Aus Sicht des kosovarischen Premiers Albin Kurti dürften die Spannungen im Norden des Kosovo anhalten, sollten die westlichen Demokratien es Serbien erlauben, „alten Träumen“ nachzuhängen“, die für die Nachbarländer und das serbische Volk zum „Albtraum“ würden.
Im Vorfeld seines geplanten Treffens mit dem serbischen Präsidenten Aleksandar Vucic am Donnerstag (18. August) in Brüssel erklärte Kurti, jede Lösung müsse die „gegenseitige Anerkennung“ zur Grundlage haben.

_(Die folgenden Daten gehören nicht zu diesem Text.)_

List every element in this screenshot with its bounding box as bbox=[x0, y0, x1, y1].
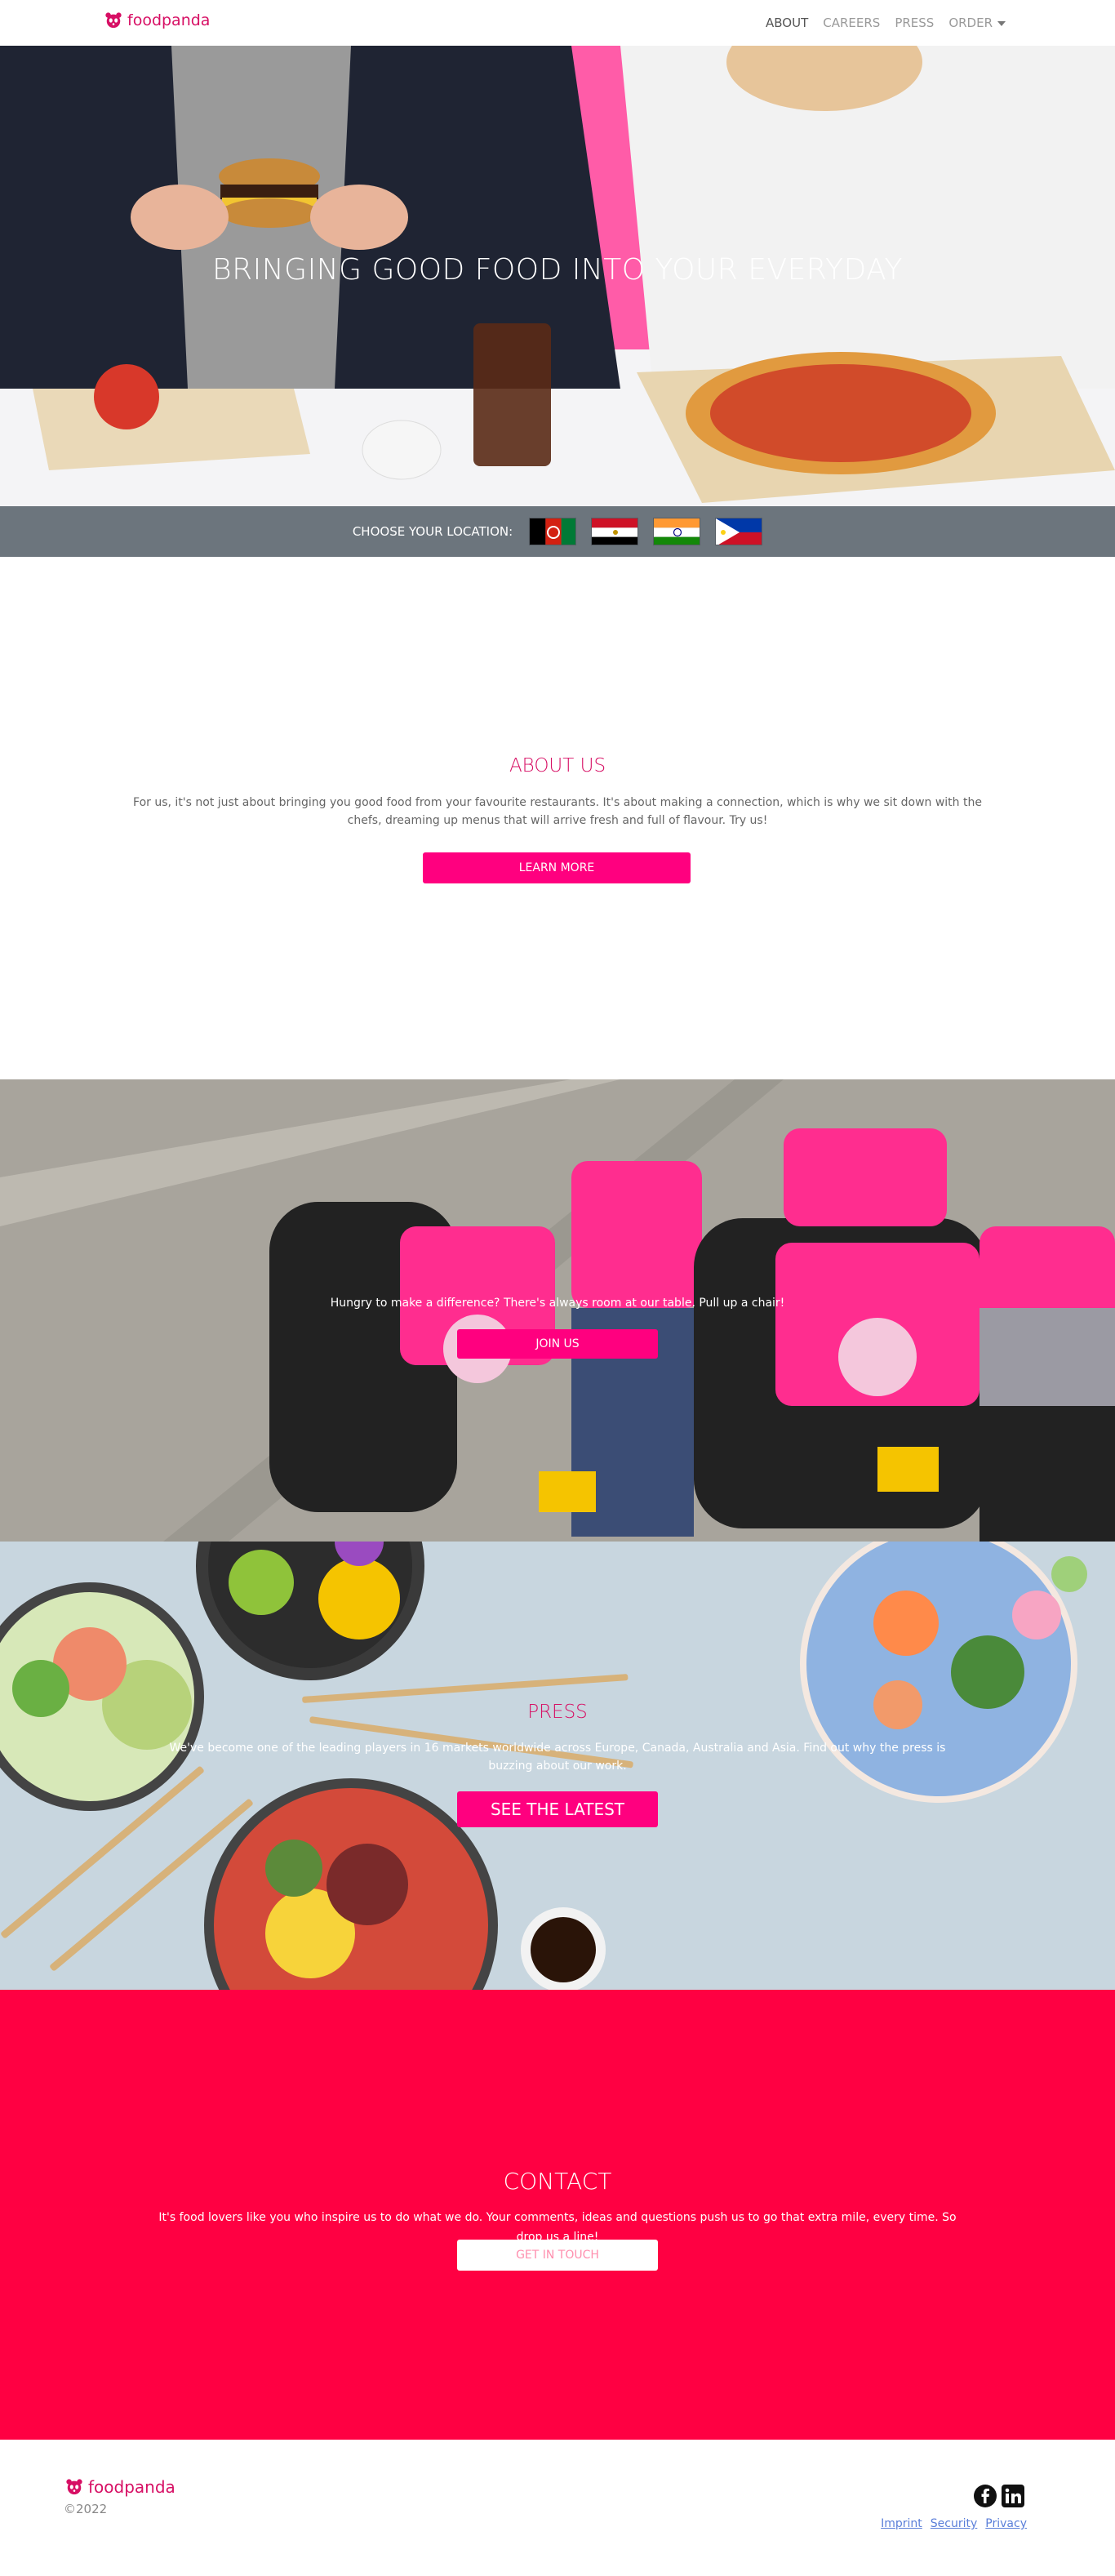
nav-links: ABOUT CAREERS PRESS ORDER bbox=[766, 16, 1006, 30]
see-the-latest-button[interactable]: SEE THE LATEST bbox=[457, 1791, 658, 1827]
privacy-link[interactable]: Privacy bbox=[985, 2517, 1027, 2530]
footer-brand-name: foodpanda bbox=[88, 2477, 175, 2497]
panda-icon bbox=[105, 12, 122, 29]
hero-banner: BRINGING GOOD FOOD INTO YOUR EVERYDAY bbox=[0, 46, 1115, 506]
get-in-touch-button[interactable]: GET IN TOUCH bbox=[457, 2240, 658, 2271]
philippines-flag-icon[interactable] bbox=[715, 518, 763, 545]
nav-order-label: ORDER bbox=[948, 16, 993, 30]
join-section: Hungry to make a difference? There's alw… bbox=[0, 1079, 1115, 1542]
location-label: CHOOSE YOUR LOCATION: bbox=[352, 524, 513, 539]
riders-image bbox=[0, 1079, 1115, 1542]
footer-links: Imprint Security Privacy bbox=[881, 2517, 1027, 2530]
brand-logo[interactable]: foodpanda bbox=[104, 11, 210, 29]
nav-careers[interactable]: CAREERS bbox=[823, 16, 880, 30]
nav-order-dropdown[interactable]: ORDER bbox=[948, 16, 1006, 30]
contact-title: CONTACT bbox=[503, 2168, 612, 2195]
caret-down-icon bbox=[997, 20, 1006, 26]
footer: foodpanda ©2022 Imprint Security Privacy bbox=[0, 2440, 1115, 2576]
press-text: We've become one of the leading players … bbox=[169, 1742, 946, 1773]
nav-about[interactable]: ABOUT bbox=[766, 16, 808, 30]
copyright: ©2022 bbox=[64, 2502, 108, 2516]
hero-title: BRINGING GOOD FOOD INTO YOUR EVERYDAY bbox=[212, 253, 903, 287]
egypt-flag-icon[interactable] bbox=[591, 518, 639, 545]
footer-brand-logo[interactable]: foodpanda bbox=[65, 2477, 175, 2497]
learn-more-button[interactable]: LEARN MORE bbox=[423, 852, 691, 883]
about-text: For us, it's not just about bringing you… bbox=[133, 796, 982, 827]
india-flag-icon[interactable] bbox=[653, 518, 701, 545]
contact-section: CONTACT It's food lovers like you who in… bbox=[0, 1990, 1115, 2440]
panda-icon bbox=[66, 2479, 82, 2495]
afghanistan-flag-icon[interactable] bbox=[529, 518, 577, 545]
facebook-icon[interactable] bbox=[973, 2484, 997, 2508]
press-title: PRESS bbox=[527, 1702, 588, 1723]
press-section: PRESS We've become one of the leading pl… bbox=[0, 1542, 1115, 1990]
brand-name: foodpanda bbox=[127, 11, 211, 29]
top-navbar: foodpanda ABOUT CAREERS PRESS ORDER bbox=[0, 0, 1115, 46]
social-links bbox=[973, 2484, 1025, 2508]
location-bar: CHOOSE YOUR LOCATION: bbox=[0, 506, 1115, 557]
about-title: ABOUT US bbox=[509, 755, 606, 776]
join-us-button[interactable]: JOIN US bbox=[457, 1329, 658, 1359]
about-section: ABOUT US For us, it's not just about bri… bbox=[0, 557, 1115, 1079]
nav-press[interactable]: PRESS bbox=[895, 16, 934, 30]
join-text: Hungry to make a difference? There's alw… bbox=[330, 1297, 785, 1310]
security-link[interactable]: Security bbox=[931, 2517, 978, 2530]
linkedin-icon[interactable] bbox=[1001, 2484, 1025, 2508]
imprint-link[interactable]: Imprint bbox=[881, 2517, 922, 2530]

Nach Ansicht Kurtis strebe Serbien nach europäischen Geldern, russischen Waffen, chinesischen Investitionen und Tolerierung durch die USA vereinen.
Wenn die westlichen Demokratien dies nicht mehr „zulassen“ würden, wäre es einfacher, eine Lösung zu finden, erklärte Kurti in Pristina gegenüber der Financial Times.
Derweil erklärte der serbische Präsident Aleksandar Vucic am Montag, sein einziges Ziel bei dem bevorstehenden Treffen mit Kurti in Brüssel sei der Schutz von Frieden und Stabilität.
Vucic sagte gegenüber Reporter:innen, Belgrad habe „niemandem mit irgendetwas gedroht“ und betonte, die Regierung in Belgrad wolle lediglich die Einhaltung internationaler Regeln und Rechtsnormen, einschließlich der Resolution 1244 des UN-Sicherheitsrats und des Brüsseler Abkommens, sicherstellen.
Der Präsident sagte auch, dass die serbische Seite daran interessiert sei, während des Treffens in Brüssel alles zu besprechen, einschließlich der Uneinigkeiten über den Verband der serbischen Gemeinden im Kosovo.
Er betonte jedoch, es habe keinen Sinn, zu argumentieren, dass die Gemeinschaft in Übereinstimmung mit der Verfassung des Kosovo gegründet werden sollte.
„Es versteht sich von selbst, dass die Befugnisse der Gemeinschaft viel umfassender hätten sein müssen, deshalb haben wir uns an den Verhandlungstisch gesetzt. Mir ist klar geworden, dass ihnen die serbische Verfassung ziemlich egal ist, und ich sehe nicht ein, warum wir uns darum kümmern sollten, was sie oder jemand anderes denken. Es ist ganz klar, was auf dem Verhandlungstisch lag, und wir werden den Kurs beibehalten“, sagte Vucic.
Der Präsident lehnte es derweil ab, eine Erklärung des Europäischen Auswärtigen Dienstes (EAD) zu kommentieren, der sich besorgt über die hitzige Rhetorik zwischen Belgrad und Pristina gezeigt hatte.